WIN PEACE NOT WAR




Last week the subject was the Six Day war. A far different war was inflicted upon us six years later. The Yom Kippur war caught Israel completely by surprise since our enemies chose the most holy day in the Jewish calendar to attack us.

The then Prime Minister, Golda Meir, visited the worn- out and filthy soldiers in the front line. One exhausted member of a tank crew asked Golda: “My father was killed in the 1948 war, and we won. Last week I lost my best friend and we’re now winning. But is all our sacrifice worthwhile, Golda? What’s the use of our military power if we can’t win the peace?

After expressing her understanding of his question and her condolences,  Golda Meir added:

In 1948, in this season of the year, I arrived in Moscow as Israel’s first ambassador to the Soviet Union. The State of Israel was brand new. Stalinism was at its height. Jews, as Jews, had no rights. They had been cut off from their fellow Jews for 30 years. Since the Communist revolution of 1917, Stalin had proclaimed war against Judaism. He declared Zionism a crime. Hebrew was banned. Torah study was banned. One was sent to the gulag or Siberia for far less.

The first Shabbat after I had presented my credentials, my embassy staff joined me for services at the Moscow Great Synagogue. It was practically empty, but the news of our arrival in Moscow spread quickly, so that when we went a second time for the festivals, the street in front of the synagogue was packed. Close to 50,000 people were waiting for us – old people and teenagers, babies carried in parents’ arms, even men in officer uniforms of the Red Army. Despite all the risks, all the official threats to stay away from us, these Jews had come to celebrate the Jewish state’s establishment and to demonstrate their kinship with us. 

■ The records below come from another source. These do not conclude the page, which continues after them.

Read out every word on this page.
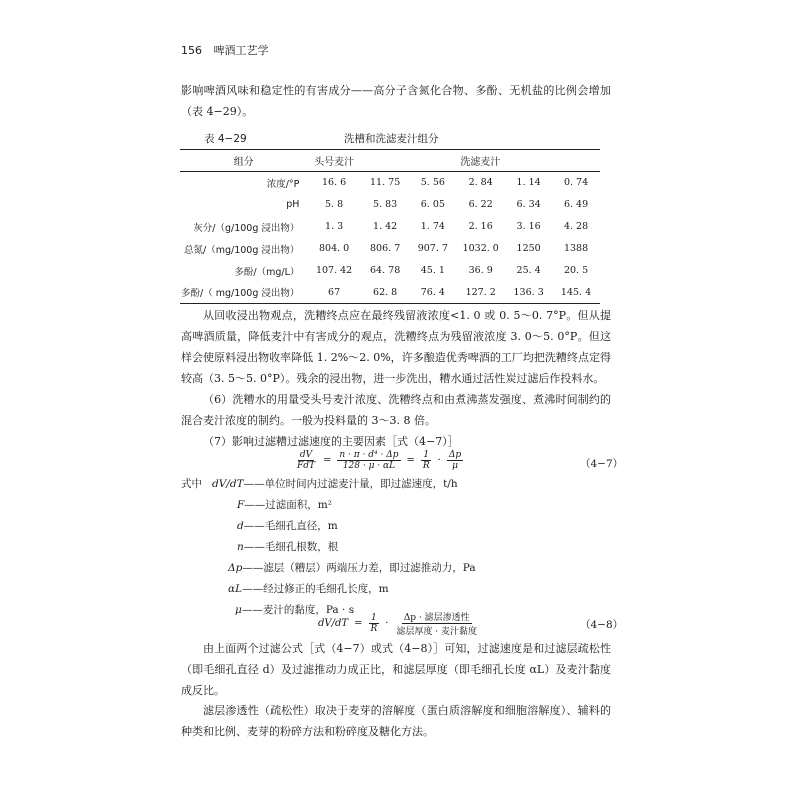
156 啤酒工艺学
影响啤酒风味和稳定性的有害成分——高分子含氮化合物、多酚、无机盐的比例会增加（表 4−29）。
表 4−29	洗槽和洗滤麦汁组分
组分	头号麦汁	洗滤麦汁				
浓度/°P	16. 6	11. 75	5. 56	2. 84	1. 14	0. 74
pH	5. 8	5. 83	6. 05	6. 22	6. 34	6. 49
灰分/（g/100g 浸出物）	1. 3	1. 42	1. 74	2. 16	3. 16	4. 28
总氮/（mg/100g 浸出物）	804. 0	806. 7	907. 7	1032. 0	1250	1388
多酚/（mg/L）	107. 42	64. 78	45. 1	36. 9	25. 4	20. 5
多酚/（ mg/100g 浸出物）	67	62. 8	76. 4	127. 2	136. 3	145. 4
从回收浸出物观点，洗糟终点应在最终残留液浓度<1. 0 或 0. 5～0. 7°P。但从提高啤酒质量，降低麦汁中有害成分的观点，洗糟终点为残留液浓度 3. 0～5. 0°P。但这样会使原料浸出物收率降低 1. 2%～2. 0%，许多酿造优秀啤酒的工厂均把洗糟终点定得较高（3. 5～5. 0°P）。残余的浸出物，进一步洗出，糟水通过活性炭过滤后作投料水。
（6）洗糟水的用量受头号麦汁浓度、洗糟终点和由煮沸蒸发强度、煮沸时间制约的混合麦汁浓度的制约。一般为投料量的 3～3. 8 倍。
（7）影响过滤糟过滤速度的主要因素［式（4−7）］
$\frac{dV}{\text{FdT}} = \frac{\text{n · π · d⁴ · Δp}}{128 \cdot \mu \cdot \alpha L} = \frac{1}{R} \cdot \frac{\Delta p}{\mu}$	（4−7）
式中 dV/dT——单位时间内过滤麦汁量，即过滤速度，t/h
F——过滤面积，m²
d——毛细孔直径，m
n——毛细孔根数，根
Δp——滤层（糟层）两端压力差，即过滤推动力，Pa
αL——经过修正的毛细孔长度，m
μ——麦汁的黏度，Pa · s
$dV/dT = \frac{1}{R} \cdot \frac{\text{Δp · 滤层渗透性}}{\text{滤层厚度 · 麦汁黏度}}$	（4−8）
由上面两个过滤公式［式（4−7）或式（4−8）］可知，过滤速度是和过滤层疏松性（即毛细孔直径 d）及过滤推动力成正比，和滤层厚度（即毛细孔长度 αL）及麦汁黏度成反比。
滤层渗透性（疏松性）取决于麦芽的溶解度（蛋白质溶解度和细胞溶解度）、辅料的种类和比例、麦芽的粉碎方法和粉碎度及糖化方法。
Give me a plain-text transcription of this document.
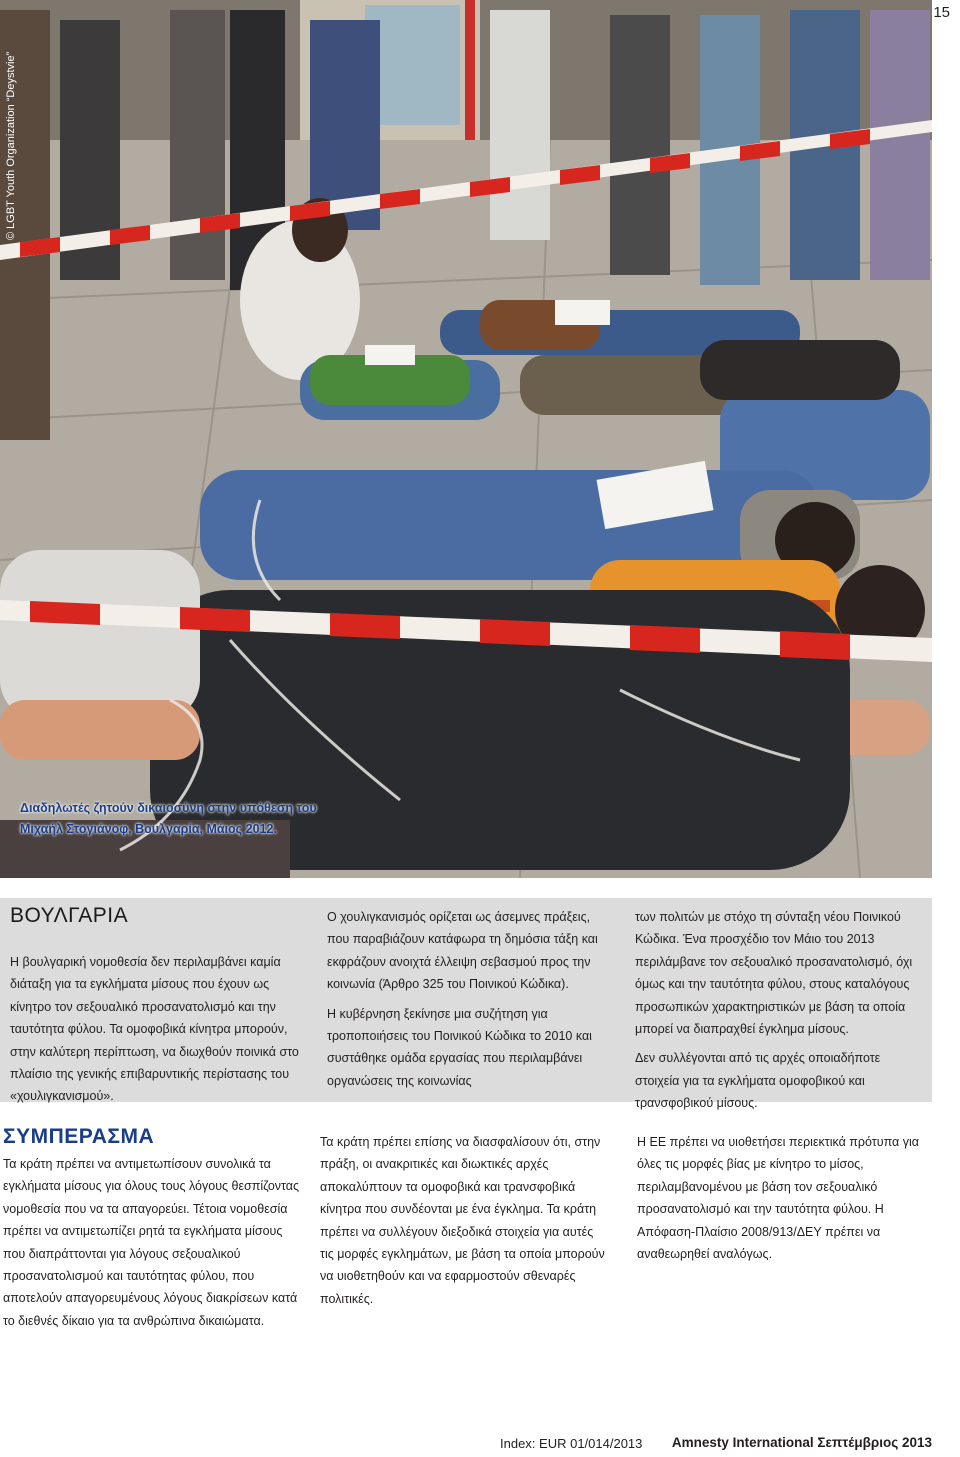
15
© LGBT Youth Organization “Deystvie”
Διαδηλωτές ζητούν δικαιοσύνη στην υπόθεση του Μιχαήλ Στογιάνοφ, Βουλγαρία, Μάιος 2012.
ΒΟΥΛΓΑΡΙΑ

Η βουλγαρική νομοθεσία δεν περιλαμβάνει καμία διάταξη για τα εγκλήματα μίσους που έχουν ως κίνητρο τον σεξουαλικό προσανατολισμό και την ταυτότητα φύλου. Τα ομοφοβικά κίνητρα μπορούν, στην καλύτερη περίπτωση, να διωχθούν ποινικά στο πλαίσιο της γενικής επιβαρυντικής περίστασης του «χουλιγκανισμού».

Ο χουλιγκανισμός ορίζεται ως άσεμνες πράξεις, που παραβιάζουν κατάφωρα τη δημόσια τάξη και εκφράζουν ανοιχτά έλλειψη σεβασμού προς την κοινωνία (Άρθρο 325 του Ποινικού Κώδικα).

Η κυβέρνηση ξεκίνησε μια συζήτηση για τροποποιήσεις του Ποινικού Κώδικα το 2010 και συστάθηκε ομάδα εργασίας που περιλαμβάνει οργανώσεις της κοινωνίας

των πολιτών με στόχο τη σύνταξη νέου Ποινικού Κώδικα. Ένα προσχέδιο τον Μάιο του 2013 περιλάμβανε τον σεξουαλικό προσανατολισμό, όχι όμως και την ταυτότητα φύλου, στους καταλόγους προσωπικών χαρακτηριστικών με βάση τα οποία μπορεί να διαπραχθεί έγκλημα μίσους.

Δεν συλλέγονται από τις αρχές οποιαδήποτε στοιχεία για τα εγκλήματα ομοφοβικού και τρανσφοβικού μίσους.

ΣΥΜΠΕΡΑΣΜΑ
Τα κράτη πρέπει να αντιμετωπίσουν συνολικά τα εγκλήματα μίσους για όλους τους λόγους θεσπίζοντας νομοθεσία που να τα απαγορεύει. Τέτοια νομοθεσία πρέπει να αντιμετωπίζει ρητά τα εγκλήματα μίσους που διαπράττονται για λόγους σεξουαλικού προσανατολισμού και ταυτότητας φύλου, που αποτελούν απαγορευμένους λόγους διακρίσεων κατά το διεθνές δίκαιο για τα ανθρώπινα δικαιώματα.
Τα κράτη πρέπει επίσης να διασφαλίσουν ότι, στην πράξη, οι ανακριτικές και διωκτικές αρχές αποκαλύπτουν τα ομοφοβικά και τρανσφοβικά κίνητρα που συνδέονται με ένα έγκλημα. Τα κράτη πρέπει να συλλέγουν διεξοδικά στοιχεία για αυτές τις μορφές εγκλημάτων, με βάση τα οποία μπορούν να υιοθετηθούν και να εφαρμοστούν σθεναρές πολιτικές.
Η ΕΕ πρέπει να υιοθετήσει περιεκτικά πρότυπα για όλες τις μορφές βίας με κίνητρο το μίσος, περιλαμβανομένου με βάση τον σεξουαλικό προσανατολισμό και την ταυτότητα φύλου. Η Απόφαση-Πλαίσιο 2008/913/ΔΕΥ πρέπει να αναθεωρηθεί αναλόγως.
Index: EUR 01/014/2013 Amnesty International Σεπτέμβριος 2013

Inside the synagogue the demonstration was the same. Without speeches or parades, these Jews were showing their love for Israel and the Jewish people, and I was their symbol. I was caught up in a torrent of love so strong it literally took my breath away. People surged around me, stretching out their hands and crying, `Shalom Aleichem Goldele, Gutt yomtov Goldele.` Some cried `we thank the State of Israel.`

And that was when I knew for sure that our sacrifices are not in vain. If they are for the survival of the whole Jewish people, then I believe with all my heart that any sacrifice is worthwhile.”